Zugleich kritisierte er, dass Bundesstaaten eigene Regeln vorantreiben, während der US-Kongress noch über umfassendere Markt- und Steuerrahmen für Krypto berät. Dabei geht es unter anderem um Stablecoin-Zahlungen, Mining, Staking, Lending, Wash-Sale-Regeln, Spenden sowie Offenlegungspflichten. Parallel prüfen die US-Börsenaufsicht SEC und die CFTC gemeinsame Leitplanken für den Kryptomarkt, etwa zu Derivaten, Margin und Marktstruktur. Vor diesem Hintergrund wird der Kurs von Illinois als Konflikt zwischen bundesstaatlicher Steuerpolitik und möglichen einheitlichen Bundesregeln gesehen.

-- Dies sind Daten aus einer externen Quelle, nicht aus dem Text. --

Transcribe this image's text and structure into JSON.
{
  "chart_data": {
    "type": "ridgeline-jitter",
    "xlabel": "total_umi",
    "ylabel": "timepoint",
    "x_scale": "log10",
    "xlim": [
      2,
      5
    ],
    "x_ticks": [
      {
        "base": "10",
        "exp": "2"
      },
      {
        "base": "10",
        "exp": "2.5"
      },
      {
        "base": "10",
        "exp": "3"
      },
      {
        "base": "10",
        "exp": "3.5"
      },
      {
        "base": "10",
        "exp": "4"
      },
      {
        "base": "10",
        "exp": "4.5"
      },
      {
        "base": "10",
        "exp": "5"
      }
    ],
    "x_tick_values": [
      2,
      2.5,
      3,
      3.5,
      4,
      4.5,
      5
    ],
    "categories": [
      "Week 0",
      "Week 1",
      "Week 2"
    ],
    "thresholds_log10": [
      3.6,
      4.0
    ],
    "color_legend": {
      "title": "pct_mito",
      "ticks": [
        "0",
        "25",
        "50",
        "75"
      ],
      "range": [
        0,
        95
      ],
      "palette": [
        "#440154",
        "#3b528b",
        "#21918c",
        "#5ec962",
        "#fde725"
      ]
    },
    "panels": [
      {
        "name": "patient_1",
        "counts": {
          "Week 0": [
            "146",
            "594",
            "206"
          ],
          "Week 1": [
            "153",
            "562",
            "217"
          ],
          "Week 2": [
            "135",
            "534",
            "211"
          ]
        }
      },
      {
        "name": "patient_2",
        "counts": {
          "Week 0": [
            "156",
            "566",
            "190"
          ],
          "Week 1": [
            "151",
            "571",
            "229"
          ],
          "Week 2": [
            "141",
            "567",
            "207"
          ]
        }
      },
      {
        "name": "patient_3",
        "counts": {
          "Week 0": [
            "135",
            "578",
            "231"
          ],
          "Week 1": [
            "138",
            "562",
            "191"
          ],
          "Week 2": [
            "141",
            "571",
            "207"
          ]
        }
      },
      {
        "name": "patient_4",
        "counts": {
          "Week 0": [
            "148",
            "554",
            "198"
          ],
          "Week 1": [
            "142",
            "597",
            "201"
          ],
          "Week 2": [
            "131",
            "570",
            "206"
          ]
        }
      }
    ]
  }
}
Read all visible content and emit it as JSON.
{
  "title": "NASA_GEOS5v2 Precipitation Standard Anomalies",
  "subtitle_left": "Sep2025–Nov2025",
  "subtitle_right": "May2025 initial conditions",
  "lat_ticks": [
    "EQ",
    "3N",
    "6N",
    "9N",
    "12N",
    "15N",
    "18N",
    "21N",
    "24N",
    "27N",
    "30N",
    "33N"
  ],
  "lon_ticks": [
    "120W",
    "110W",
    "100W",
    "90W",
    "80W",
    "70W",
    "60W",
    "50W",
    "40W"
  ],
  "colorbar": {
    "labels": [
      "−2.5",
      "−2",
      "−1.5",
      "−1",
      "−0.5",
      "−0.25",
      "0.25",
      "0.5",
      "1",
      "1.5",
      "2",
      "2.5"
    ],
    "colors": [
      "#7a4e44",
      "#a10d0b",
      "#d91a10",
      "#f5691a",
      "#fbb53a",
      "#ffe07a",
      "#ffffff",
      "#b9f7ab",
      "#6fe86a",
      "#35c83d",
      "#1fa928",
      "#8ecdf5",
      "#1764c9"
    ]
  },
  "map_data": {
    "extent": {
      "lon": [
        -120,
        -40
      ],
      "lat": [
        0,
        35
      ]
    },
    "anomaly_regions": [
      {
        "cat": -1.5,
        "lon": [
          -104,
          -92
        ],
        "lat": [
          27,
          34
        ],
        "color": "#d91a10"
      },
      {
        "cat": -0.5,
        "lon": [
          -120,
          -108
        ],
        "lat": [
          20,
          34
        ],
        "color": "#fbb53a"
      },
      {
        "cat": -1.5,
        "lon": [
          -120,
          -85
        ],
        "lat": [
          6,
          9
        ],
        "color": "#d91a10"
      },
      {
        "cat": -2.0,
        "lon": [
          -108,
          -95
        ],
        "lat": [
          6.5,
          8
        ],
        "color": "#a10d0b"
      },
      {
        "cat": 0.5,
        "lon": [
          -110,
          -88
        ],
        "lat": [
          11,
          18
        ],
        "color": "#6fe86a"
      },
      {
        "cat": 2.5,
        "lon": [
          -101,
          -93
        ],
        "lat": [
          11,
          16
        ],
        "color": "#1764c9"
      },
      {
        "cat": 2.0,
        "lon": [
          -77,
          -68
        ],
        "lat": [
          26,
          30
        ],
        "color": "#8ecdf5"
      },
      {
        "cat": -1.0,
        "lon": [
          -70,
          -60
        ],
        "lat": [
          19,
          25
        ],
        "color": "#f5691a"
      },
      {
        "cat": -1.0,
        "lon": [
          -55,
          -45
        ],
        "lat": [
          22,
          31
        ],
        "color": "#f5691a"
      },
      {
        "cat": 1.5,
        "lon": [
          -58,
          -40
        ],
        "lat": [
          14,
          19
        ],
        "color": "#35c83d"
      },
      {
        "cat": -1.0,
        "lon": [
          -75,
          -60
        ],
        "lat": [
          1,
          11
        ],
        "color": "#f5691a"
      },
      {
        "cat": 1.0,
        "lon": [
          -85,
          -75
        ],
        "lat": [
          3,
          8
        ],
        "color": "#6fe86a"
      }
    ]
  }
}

Seit Gouverneur JB Pritzker den Haushalt unterzeichnet hat, nimmt die Kritik aus der Branche zu. Michael Saylor, Mitgründer von Strategy, bezeichnete die Steuer bereits als "schweren Fehler". Branchenvertreter warnen, die Regelung könne Nutzer verteuern und Krypto-Unternehmen zur Verlagerung aus Illinois bewegen. Gegner monieren zudem, dass die Abgabe nicht an Gewinne oder Kapitalerträge anknüpft, sondern direkt an die Aktivitäten selbst. Das könne Wallet-Transfers, Broker-Reporting und Digital-Asset-Geschäfte mit einer höheren Compliance-Last belasten als vergleichbare Aktivitäten bei Aktien, Anleihen oder Derivaten.